Kumasi, Jan. 21, GNA - President John Agyekum Kufuor on Friday inaugurated the second Radiotherapy Centre for the treatment of cancer in the country at the Komfo Anokye Teaching Hospital (KATH) in Kumasi. The first Centre is at the Korle-Bu Teaching Hospital in Accra.
The International Atomic Energy Agency (IAEA) based in Vienna, Austria, has so far contributed over five million dollars to cover radiotherapy equipment, staff training and services of experts for the KATH Centre while the Government provided 8.4 billion cedis to complete the building of the Centre, which began in 1996.
The Chinese Government provided an initial support of 200,000 dollars towards the Centre.
President Kufuor appealed to health professionals at the Centre to make optimum use of the equipment and intensify their public education on cancer to help save the lives of some of the patients, who reported there for special care.
He said statistics available at the Centre indicated that cancer of the cervix tops the first 10 cases presented with breast cancer being the second, however, it was reassuring that a third of potential cancer cases could be averted by proper education on how to avoid getting the disease.
"The level of fatalities can be minimised through early detection and appropriate measures to prevent its spread. The Korle-Bu Radiotherapy Centre has been able to help with early detection of the disease, which has reduced the incidence of cancer-induced deaths significantly", he said.

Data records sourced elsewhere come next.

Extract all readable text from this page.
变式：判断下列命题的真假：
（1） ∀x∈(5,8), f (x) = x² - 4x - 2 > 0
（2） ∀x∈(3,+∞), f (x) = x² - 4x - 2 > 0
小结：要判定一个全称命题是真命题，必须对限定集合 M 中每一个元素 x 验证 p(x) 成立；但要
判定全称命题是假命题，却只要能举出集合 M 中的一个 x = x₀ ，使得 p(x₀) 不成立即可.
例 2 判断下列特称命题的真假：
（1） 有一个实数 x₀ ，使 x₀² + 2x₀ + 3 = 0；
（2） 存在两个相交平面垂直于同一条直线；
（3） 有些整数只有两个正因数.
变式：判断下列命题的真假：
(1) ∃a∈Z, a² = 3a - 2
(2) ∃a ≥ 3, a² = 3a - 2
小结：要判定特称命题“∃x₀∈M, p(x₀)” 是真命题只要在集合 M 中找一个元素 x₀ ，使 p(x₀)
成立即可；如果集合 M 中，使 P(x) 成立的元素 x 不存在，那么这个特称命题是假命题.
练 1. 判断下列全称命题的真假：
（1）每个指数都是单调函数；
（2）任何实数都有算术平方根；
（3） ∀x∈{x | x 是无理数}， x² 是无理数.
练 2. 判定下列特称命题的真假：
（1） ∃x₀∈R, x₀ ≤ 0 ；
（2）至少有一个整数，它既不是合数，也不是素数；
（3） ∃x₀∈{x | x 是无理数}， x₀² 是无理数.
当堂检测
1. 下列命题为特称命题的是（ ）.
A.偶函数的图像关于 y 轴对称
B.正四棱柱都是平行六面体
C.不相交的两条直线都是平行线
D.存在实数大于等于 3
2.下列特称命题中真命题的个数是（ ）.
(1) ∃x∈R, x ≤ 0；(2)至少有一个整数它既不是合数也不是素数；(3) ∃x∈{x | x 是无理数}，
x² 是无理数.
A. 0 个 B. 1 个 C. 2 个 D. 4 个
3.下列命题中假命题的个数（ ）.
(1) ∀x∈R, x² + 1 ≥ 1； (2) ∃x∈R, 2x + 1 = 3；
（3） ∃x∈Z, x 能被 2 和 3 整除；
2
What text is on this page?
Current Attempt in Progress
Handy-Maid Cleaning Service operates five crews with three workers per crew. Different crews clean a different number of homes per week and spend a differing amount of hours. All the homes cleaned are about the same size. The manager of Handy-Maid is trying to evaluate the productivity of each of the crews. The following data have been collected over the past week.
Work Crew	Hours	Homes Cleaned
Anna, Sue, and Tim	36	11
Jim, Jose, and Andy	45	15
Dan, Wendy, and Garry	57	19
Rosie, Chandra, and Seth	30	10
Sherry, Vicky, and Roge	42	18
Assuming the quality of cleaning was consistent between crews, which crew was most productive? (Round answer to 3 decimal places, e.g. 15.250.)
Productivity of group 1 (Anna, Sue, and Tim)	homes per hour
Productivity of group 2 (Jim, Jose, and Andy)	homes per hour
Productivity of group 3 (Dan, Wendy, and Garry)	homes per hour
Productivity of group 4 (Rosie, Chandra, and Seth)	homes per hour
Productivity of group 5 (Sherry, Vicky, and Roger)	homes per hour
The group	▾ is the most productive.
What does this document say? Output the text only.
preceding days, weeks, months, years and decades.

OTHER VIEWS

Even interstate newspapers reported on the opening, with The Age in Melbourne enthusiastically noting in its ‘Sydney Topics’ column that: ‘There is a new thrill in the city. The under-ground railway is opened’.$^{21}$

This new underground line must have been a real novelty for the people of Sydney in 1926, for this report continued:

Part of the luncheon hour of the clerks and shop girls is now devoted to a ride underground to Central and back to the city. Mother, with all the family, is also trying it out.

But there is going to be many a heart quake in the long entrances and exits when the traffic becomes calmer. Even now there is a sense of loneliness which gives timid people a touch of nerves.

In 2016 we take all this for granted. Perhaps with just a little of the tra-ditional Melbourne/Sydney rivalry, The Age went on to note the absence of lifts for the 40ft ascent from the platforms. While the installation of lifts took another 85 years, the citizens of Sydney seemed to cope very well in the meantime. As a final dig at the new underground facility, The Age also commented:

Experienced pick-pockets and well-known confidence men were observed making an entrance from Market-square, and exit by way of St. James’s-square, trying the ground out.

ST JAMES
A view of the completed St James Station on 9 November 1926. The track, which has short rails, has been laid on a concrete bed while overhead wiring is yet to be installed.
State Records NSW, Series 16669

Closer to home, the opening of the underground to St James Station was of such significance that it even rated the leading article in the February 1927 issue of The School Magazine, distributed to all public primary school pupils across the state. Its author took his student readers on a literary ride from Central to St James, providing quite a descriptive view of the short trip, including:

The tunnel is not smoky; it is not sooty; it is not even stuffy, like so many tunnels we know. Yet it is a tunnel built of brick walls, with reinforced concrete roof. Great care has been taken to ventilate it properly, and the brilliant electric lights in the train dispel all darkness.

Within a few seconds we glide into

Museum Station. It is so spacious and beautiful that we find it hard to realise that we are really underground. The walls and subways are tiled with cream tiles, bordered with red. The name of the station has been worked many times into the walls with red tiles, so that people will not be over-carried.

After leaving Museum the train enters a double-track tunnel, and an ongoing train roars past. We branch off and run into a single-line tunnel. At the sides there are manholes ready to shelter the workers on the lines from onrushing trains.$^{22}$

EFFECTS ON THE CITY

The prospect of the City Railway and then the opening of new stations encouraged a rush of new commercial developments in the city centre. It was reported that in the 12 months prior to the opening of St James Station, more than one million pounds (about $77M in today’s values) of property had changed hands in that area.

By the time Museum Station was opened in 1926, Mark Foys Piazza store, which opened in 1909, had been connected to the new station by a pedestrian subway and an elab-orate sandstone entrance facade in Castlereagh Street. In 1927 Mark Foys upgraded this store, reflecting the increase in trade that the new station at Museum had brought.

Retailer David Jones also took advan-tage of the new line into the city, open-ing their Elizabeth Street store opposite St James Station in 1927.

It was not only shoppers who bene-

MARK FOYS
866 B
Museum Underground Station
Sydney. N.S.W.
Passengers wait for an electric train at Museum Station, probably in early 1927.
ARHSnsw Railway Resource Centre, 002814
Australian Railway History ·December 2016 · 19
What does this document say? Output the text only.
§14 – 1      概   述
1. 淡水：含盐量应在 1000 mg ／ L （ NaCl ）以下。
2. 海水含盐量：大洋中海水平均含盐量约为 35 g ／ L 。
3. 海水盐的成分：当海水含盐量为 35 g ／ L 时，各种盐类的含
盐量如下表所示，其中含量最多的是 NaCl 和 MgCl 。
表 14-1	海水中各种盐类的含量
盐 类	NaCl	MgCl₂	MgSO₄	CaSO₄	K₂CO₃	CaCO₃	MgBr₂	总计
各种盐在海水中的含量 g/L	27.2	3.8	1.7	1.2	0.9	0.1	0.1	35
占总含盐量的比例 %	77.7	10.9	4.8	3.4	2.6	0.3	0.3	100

President Kufuor said with the completion of the Centre, the stock of modern equipment at the Hospital had improved and enhanced prospects of more efficient diagnosis and treatment of cancer in particular which depended to a large extent on radiotherapy.
"This I am sure is a welcome relief to all of us especially given the current statistics on the cancer disease", he said.
President Kufuor pledged the Government's commitment to give the Health Sector priority attention and would continue with the ongoing infrastructure development at the country's teaching hospitals, regional, district hospitals as well as some clinics and health posts.
He commended the IAEA for their tremendous contribution towards improving health care delivery in Ghana; "my prayer is that the authorities and staff of KATH will continue to work hard and put the expensive equipment to good use to make this Centre a place of good hope for all those who come here in despair".
Dr Mohammed El-Baradei, Director-General of the IAEA, said their contribution towards the establishment of the two Centres were their contribution to humanity to help the handicapped in a most compassionate way.
He said a new action plan had been developed to offer more assistance to Ghana and gave the assurance that the IAEA would endeavour to continue with its cooperation with Ghana.
Ghana was the third African country south of the Sahara to become a member of the IAEA in September 1960 and had since benefited from the IEAE's Technical Cooperation Projects including financial support of more than 123 million dollars.